Так вот, сидели мы: четверо несчастных и одиноких вдовца, прислушиваясь к завываниям ветра. Однако, в этот вечер, по обыкновению, мы оказались в кафе не одни. В противоположном конце зала, за небольшим столиком на две персоны, сидел неприметный молодой человек. Одет он был скромно:  тёмный серый свитер под горло, да чёрные брюки. На носу, чуть приспущено и даже немного нелепо свисали круглые очки.  Молодой человек делал, какие-то записи в своём блокноте, то и дело отвлекаясь на чашечку кофе и сигарету.  Иногда он постукивал себя по лбу кончиком карандаша и в то же миг, будто вспоминая о чём-то, делал новые пометки. Наблюдать за ним было интересно и даже забавно.
- Кто этот человек? - Спросил я у бармена.
- Некий, писака, из Бангора, - ответил бармен, - мы успели перекинуться парой слов, когда он делал заказ. Его зовут Марти Тремор, и он пишет для газеты всякие статьи. Жизненные истории или что-то подобное.

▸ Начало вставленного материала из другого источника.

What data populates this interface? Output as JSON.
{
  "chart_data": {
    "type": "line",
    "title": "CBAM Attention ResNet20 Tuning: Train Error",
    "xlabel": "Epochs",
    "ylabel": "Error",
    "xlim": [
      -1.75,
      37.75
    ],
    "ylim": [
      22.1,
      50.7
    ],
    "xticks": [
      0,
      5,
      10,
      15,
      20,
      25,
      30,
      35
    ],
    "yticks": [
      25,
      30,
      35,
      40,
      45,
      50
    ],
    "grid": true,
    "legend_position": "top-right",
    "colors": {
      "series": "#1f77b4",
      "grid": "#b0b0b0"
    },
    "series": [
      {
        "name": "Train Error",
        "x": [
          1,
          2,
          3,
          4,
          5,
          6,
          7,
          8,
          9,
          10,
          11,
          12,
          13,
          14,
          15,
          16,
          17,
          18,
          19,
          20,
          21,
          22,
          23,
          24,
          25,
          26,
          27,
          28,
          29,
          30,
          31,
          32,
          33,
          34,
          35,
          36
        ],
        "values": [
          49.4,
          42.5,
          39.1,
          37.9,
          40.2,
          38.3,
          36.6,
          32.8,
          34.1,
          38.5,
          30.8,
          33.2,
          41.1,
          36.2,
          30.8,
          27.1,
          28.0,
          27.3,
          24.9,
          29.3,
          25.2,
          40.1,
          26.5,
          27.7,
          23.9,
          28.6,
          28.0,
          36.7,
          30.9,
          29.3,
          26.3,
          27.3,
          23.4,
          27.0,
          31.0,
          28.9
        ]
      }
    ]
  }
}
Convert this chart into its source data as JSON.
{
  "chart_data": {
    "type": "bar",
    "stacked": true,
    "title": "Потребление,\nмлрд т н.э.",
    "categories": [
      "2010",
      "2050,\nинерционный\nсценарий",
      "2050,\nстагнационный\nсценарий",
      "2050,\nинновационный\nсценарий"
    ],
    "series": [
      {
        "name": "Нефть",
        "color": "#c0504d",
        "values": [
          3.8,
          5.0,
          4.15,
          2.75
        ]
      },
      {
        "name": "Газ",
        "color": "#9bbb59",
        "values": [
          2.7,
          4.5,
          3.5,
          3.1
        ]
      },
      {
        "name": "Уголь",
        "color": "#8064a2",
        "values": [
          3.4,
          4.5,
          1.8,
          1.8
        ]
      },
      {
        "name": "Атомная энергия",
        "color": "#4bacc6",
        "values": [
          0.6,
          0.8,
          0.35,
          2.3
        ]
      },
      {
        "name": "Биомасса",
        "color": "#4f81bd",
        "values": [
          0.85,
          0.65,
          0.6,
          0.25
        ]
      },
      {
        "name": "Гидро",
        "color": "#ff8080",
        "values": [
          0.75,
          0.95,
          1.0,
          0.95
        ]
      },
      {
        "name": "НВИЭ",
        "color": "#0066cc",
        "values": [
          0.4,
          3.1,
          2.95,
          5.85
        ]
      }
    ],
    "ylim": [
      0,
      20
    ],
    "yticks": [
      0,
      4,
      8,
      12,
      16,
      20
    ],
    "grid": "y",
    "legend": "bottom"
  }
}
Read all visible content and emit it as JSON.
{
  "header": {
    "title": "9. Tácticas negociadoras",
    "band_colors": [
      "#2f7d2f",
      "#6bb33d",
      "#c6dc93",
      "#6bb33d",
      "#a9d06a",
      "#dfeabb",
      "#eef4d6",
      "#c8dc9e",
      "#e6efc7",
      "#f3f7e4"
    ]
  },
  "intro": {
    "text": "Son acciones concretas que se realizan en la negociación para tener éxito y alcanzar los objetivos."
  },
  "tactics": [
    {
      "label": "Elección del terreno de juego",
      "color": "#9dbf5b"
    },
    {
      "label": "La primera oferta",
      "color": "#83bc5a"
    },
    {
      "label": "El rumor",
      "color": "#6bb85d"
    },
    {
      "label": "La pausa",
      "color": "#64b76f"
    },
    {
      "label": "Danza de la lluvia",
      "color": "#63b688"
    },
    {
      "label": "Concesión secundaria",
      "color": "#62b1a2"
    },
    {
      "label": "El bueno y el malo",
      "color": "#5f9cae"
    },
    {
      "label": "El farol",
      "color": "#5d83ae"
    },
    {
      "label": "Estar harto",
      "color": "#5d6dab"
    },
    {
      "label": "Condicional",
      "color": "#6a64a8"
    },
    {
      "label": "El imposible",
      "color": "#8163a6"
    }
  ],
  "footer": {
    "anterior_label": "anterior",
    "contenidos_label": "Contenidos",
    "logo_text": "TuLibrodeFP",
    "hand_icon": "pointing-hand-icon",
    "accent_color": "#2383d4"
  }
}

Надо добавить, что наличие нового лица в наших местах, событие весьма радостное, особенно для таких стариков, ведь новые знакомства, это всегда способ узнать, что-то интересное. Большие города хороши своей переполненностью событиями и историями, а маленькие местечки, вроде нашего Айленда Фолса, способны, что порадовать тебя застарелой сплетней, да и только. Тем более, если прожил в этой местности уже семьдесят два года и твоя жизнь сводится к приёму таблеток по расписанию да прогулкам в парке.  А уж после того, как наш дорогой друг, произнёс, что мы имеем дело не с рядовым коммивояжером или банковским клерком, а с сотрудником газеты, журналистом, тут наш интерес к нему и желание завести беседу, превзошли все границы. Эд медленно повернулся в сторону молодого человека и окликнул его:
- Сэр, не изволите ли присоединиться к компании четырёх старых оболтусов?
Журналист на секунду поднял глаза на нас, затем поправил очки и любезно отозвался:
- Благодарю Вас господа, но я боюсь помешать вашей беседе.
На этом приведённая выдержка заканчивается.